心肺停止の状態が危険なのは、脳に酸素がいかなくなること。脳細胞は酸欠に弱く、5分程度で細胞の壊死が始まります。それを防ぐには、ポンプの役割を果たせなくなった心臓を、外部から押し、脳への血流を途絶えさせないこと。つまり、胸骨圧迫は、脳へ血液を送る作業なのです。

心臓マッサージとは、拍動が停止した心臓を体外もしくは直接圧迫することにより血液を駆出し、脳、その他の臓器の血液循環を維持する方法です。心拍出量は、正常の1/4〜1/3得られるといわれています。心肺停止患者あるいは、頸動脈にて脈を触知しない傷病者が対象となります。

心室細動の停止後は、その再発予防としてリドカインやプロカインアミドなどの抗不整脈薬を点滴静注を行います。
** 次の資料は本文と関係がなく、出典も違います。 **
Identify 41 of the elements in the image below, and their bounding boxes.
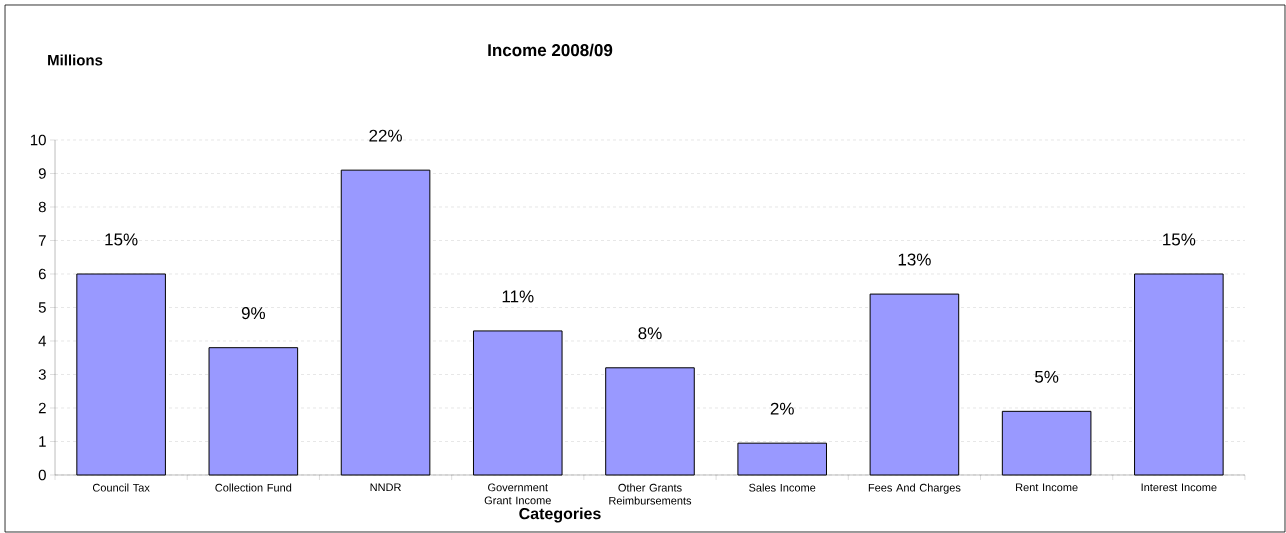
x-tick-label: Council Tax: [92, 483, 150, 492]
bar: [76, 273, 166, 476]
annotation: 5%: [1035, 370, 1059, 383]
x-tick-label: Fees And Charges: [868, 483, 961, 494]
annotation: 2%: [770, 402, 794, 415]
bar: [1134, 273, 1224, 476]
annotation: 15%: [1163, 233, 1196, 246]
y-tick-label: 1: [39, 436, 46, 447]
annotation: 11%: [502, 290, 534, 303]
y-axis-title: Millions: [48, 54, 103, 66]
y-tick-label: 8: [38, 201, 46, 213]
x-tick-label: NNDR: [370, 483, 401, 492]
x-tick-label: Collection Fund: [215, 483, 292, 492]
annotation: 15%: [105, 233, 138, 246]
bar: [737, 442, 827, 476]
y-tick-label: 7: [38, 235, 46, 246]
chart-title: Income 2008/09: [488, 43, 613, 57]
y-tick-label: 2: [38, 402, 46, 414]
bar: [340, 169, 431, 476]
y-tick-label: 6: [38, 268, 46, 280]
y-tick-label: 0: [38, 469, 46, 481]
annotation: 22%: [369, 129, 402, 142]
x-tick-label: Government Grant Income: [484, 483, 551, 505]
bar: [869, 293, 960, 476]
bar: [1001, 410, 1092, 476]
y-tick-label: 4: [38, 335, 47, 347]
bar: [472, 330, 563, 476]
x-tick-label: Rent Income: [1016, 483, 1078, 492]
annotation: 8%: [638, 327, 662, 340]
x-axis-title: Categories: [519, 507, 601, 523]
annotation: 9%: [241, 307, 266, 320]
bar: [208, 347, 299, 476]
y-tick-label: 9: [38, 168, 46, 179]
y-tick-label: 10: [30, 134, 46, 146]
annotation: 13%: [898, 253, 931, 266]
x-tick-label: Interest Income: [1141, 483, 1217, 492]
y-tick-label: 5: [38, 302, 46, 313]
bar: [605, 367, 695, 476]
y-tick-label: 3: [38, 369, 46, 380]
x-tick-label: Other Grants Reimbursements: [609, 483, 692, 505]
x-tick-label: Sales Income: [749, 483, 816, 492]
また心室細動により惹起された病態(アシドーシスなど)の改善、誘発または増悪因子(心不全など)の除去と基礎心疾患の改善をはかることが必要となります。

VFの予防として抗不整脈薬は心室細動のtriggerとなるPVC(特にLown分類のIII、IVa、IVbおよびV)や心室頻拍、特殊なものとして偽性心室頻拍などの抑制とVF自体の抑制のために用いられています。

ただ、多くの抗不整脈薬はPVCの抑制効果がありますが、心室細動を特異的に予防する抗細動作用を有する薬剤は認められておりません。その中で、III群に属するアミオダロンは心室細動による突然死の最も強力な予防薬として位置づけられています。